UK immigration hits record levels despite labour shortages
Immigration to the UK has hit record levels, despite labour shortages in key sectors, amid a fresh wave of public positivity towards arrivals.
In the year ending in June 2022, long-term immigration into the UK was around 1.1m, up by 435,000 on the previous annual figure.
Employment-related migration fell in vital sectors such as hospitality and transport, sparking worker shortfalls and supply chain issues, a UK in a Changing Europe (UKICE) report found.
But UK universities have noted a rise in non-EU international students and the post-Brexit era has seen the biggest flow of refugees to the UK since the Second World War.
More than 430,000 people have been granted status under humanitarian routes, the report said, 85 per cent of whom are Ukrainian or from Hong Kong.

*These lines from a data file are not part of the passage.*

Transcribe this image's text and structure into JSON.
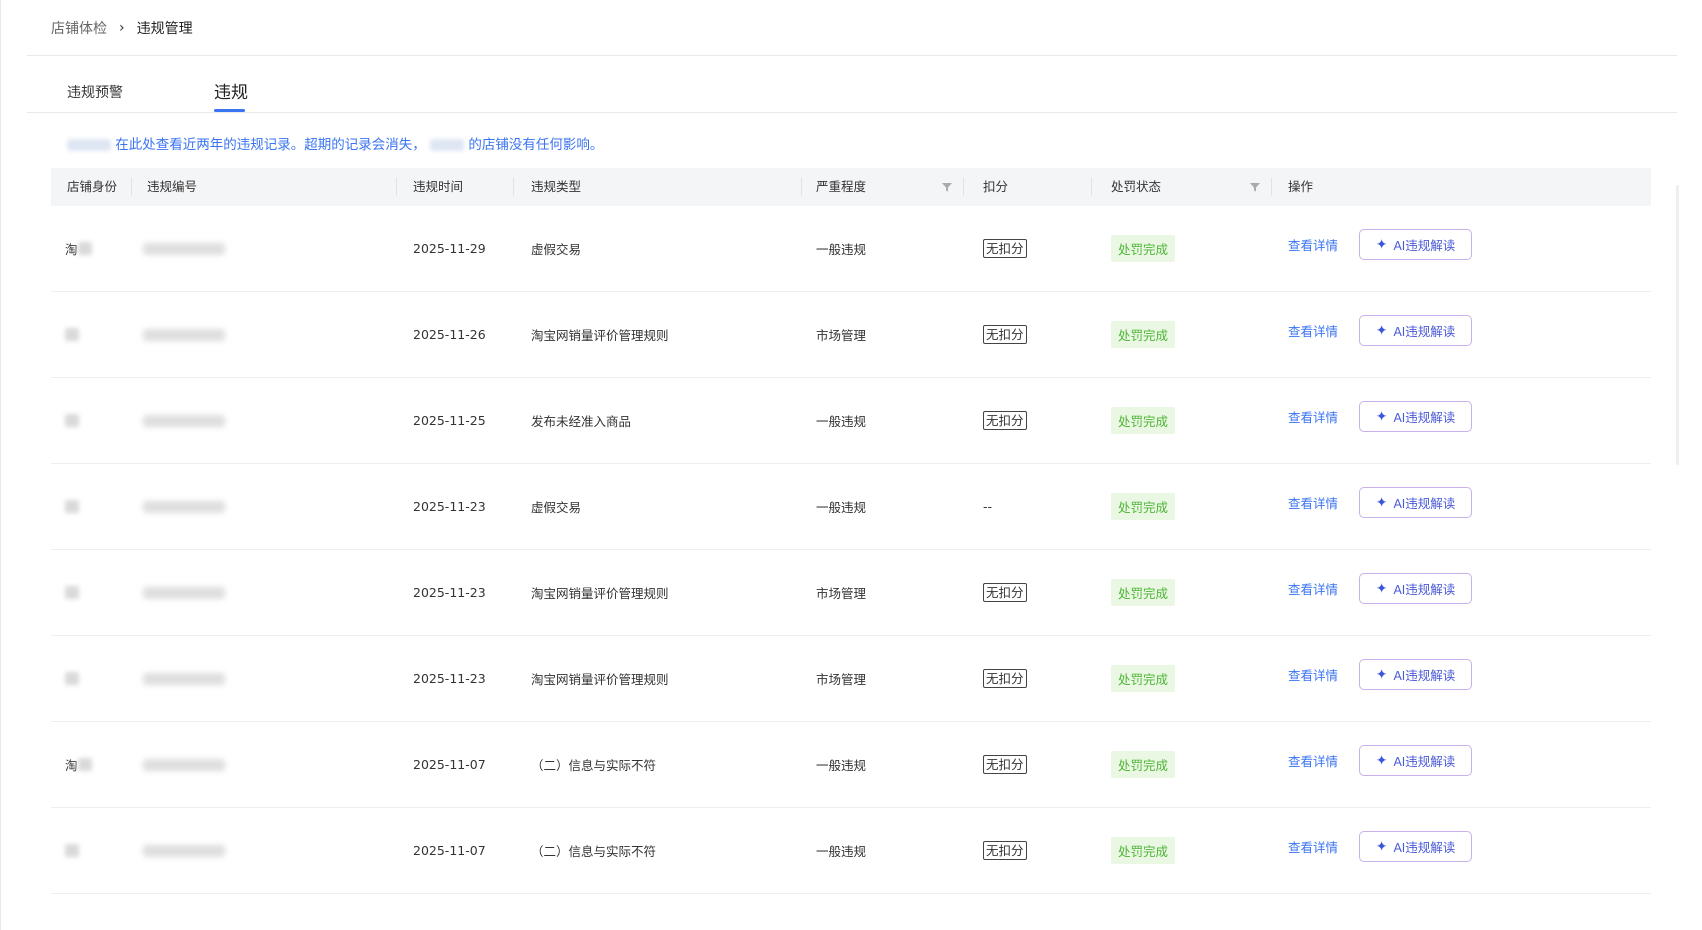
{
  "breadcrumb": {
    "parent": "店铺体检",
    "separator": "›",
    "current": "违规管理"
  },
  "tabs": [
    {
      "label": "违规预警",
      "active": false
    },
    {
      "label": "违规",
      "active": true
    }
  ],
  "notice": {
    "part1": "在此处查看近两年的违规记录。超期的记录会消失，",
    "part2": "的店铺没有任何影响。"
  },
  "table": {
    "columns": [
      "店铺身份",
      "违规编号",
      "违规时间",
      "违规类型",
      "严重程度",
      "扣分",
      "处罚状态",
      "操作"
    ],
    "rows": [
      {
        "shop": "淘",
        "date": "2025-11-29",
        "type": "虚假交易",
        "severity": "一般违规",
        "deduct": "无扣分",
        "deduct_tag": true,
        "status": "处罚完成",
        "action_detail": "查看详情",
        "action_ai": "AI违规解读"
      },
      {
        "shop": "",
        "date": "2025-11-26",
        "type": "淘宝网销量评价管理规则",
        "severity": "市场管理",
        "deduct": "无扣分",
        "deduct_tag": true,
        "status": "处罚完成",
        "action_detail": "查看详情",
        "action_ai": "AI违规解读"
      },
      {
        "shop": "",
        "date": "2025-11-25",
        "type": "发布未经准入商品",
        "severity": "一般违规",
        "deduct": "无扣分",
        "deduct_tag": true,
        "status": "处罚完成",
        "action_detail": "查看详情",
        "action_ai": "AI违规解读"
      },
      {
        "shop": "",
        "date": "2025-11-23",
        "type": "虚假交易",
        "severity": "一般违规",
        "deduct": "--",
        "deduct_tag": false,
        "status": "处罚完成",
        "action_detail": "查看详情",
        "action_ai": "AI违规解读"
      },
      {
        "shop": "",
        "date": "2025-11-23",
        "type": "淘宝网销量评价管理规则",
        "severity": "市场管理",
        "deduct": "无扣分",
        "deduct_tag": true,
        "status": "处罚完成",
        "action_detail": "查看详情",
        "action_ai": "AI违规解读"
      },
      {
        "shop": "",
        "date": "2025-11-23",
        "type": "淘宝网销量评价管理规则",
        "severity": "市场管理",
        "deduct": "无扣分",
        "deduct_tag": true,
        "status": "处罚完成",
        "action_detail": "查看详情",
        "action_ai": "AI违规解读"
      },
      {
        "shop": "淘",
        "date": "2025-11-07",
        "type": "（二）信息与实际不符",
        "severity": "一般违规",
        "deduct": "无扣分",
        "deduct_tag": true,
        "status": "处罚完成",
        "action_detail": "查看详情",
        "action_ai": "AI违规解读"
      },
      {
        "shop": "",
        "date": "2025-11-07",
        "type": "（二）信息与实际不符",
        "severity": "一般违规",
        "deduct": "无扣分",
        "deduct_tag": true,
        "status": "处罚完成",
        "action_detail": "查看详情",
        "action_ai": "AI违规解读"
      }
    ]
  },
  "icons": {
    "filter": "filter-icon",
    "sparkle": "sparkle-icon",
    "chevron": "chevron-right-icon"
  },
  "colors": {
    "accent": "#3b74f2",
    "status_green": "#4fb537",
    "status_bg": "#e9f7e3",
    "ai_border": "#c7b1ea"
  }
}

It comes just days after Prime Minister Rishi Sunak unveiled tough new legislation aimed at stopping small boat crossings in a bid to deliver on his five key pledges ahead of an election.
Jonathan Portes from UKICE said: “The biggest shake-up in UK immigration policy for half a century coincides with a sustained shift in public attitudes in a more positive direction, with a broad consensus the system should meet the needs of the economy and labour market.”
Green Party co-leader Adrian Ramsay said: “Brexit closed down free movement of people and has created labour shortages in important sectors.
“Immigrants make up a significant proportion of the key workers, from supermarket shelf-packers, to care workers and health staff, who we all clapped for during the pandemic.”
And Madeleine Sumption, Migration Observatory director, said: “The post-Brexit immigration system has given with one hand and taken with the other.
“While some low-wage sectors have faced labour shortages as they adjust to a world without free movement, others have seen a boom in recruitment.
“The average impacts of the new immigration system are still expected to be small, but it’s clear that different employers are experiencing it in very different ways”.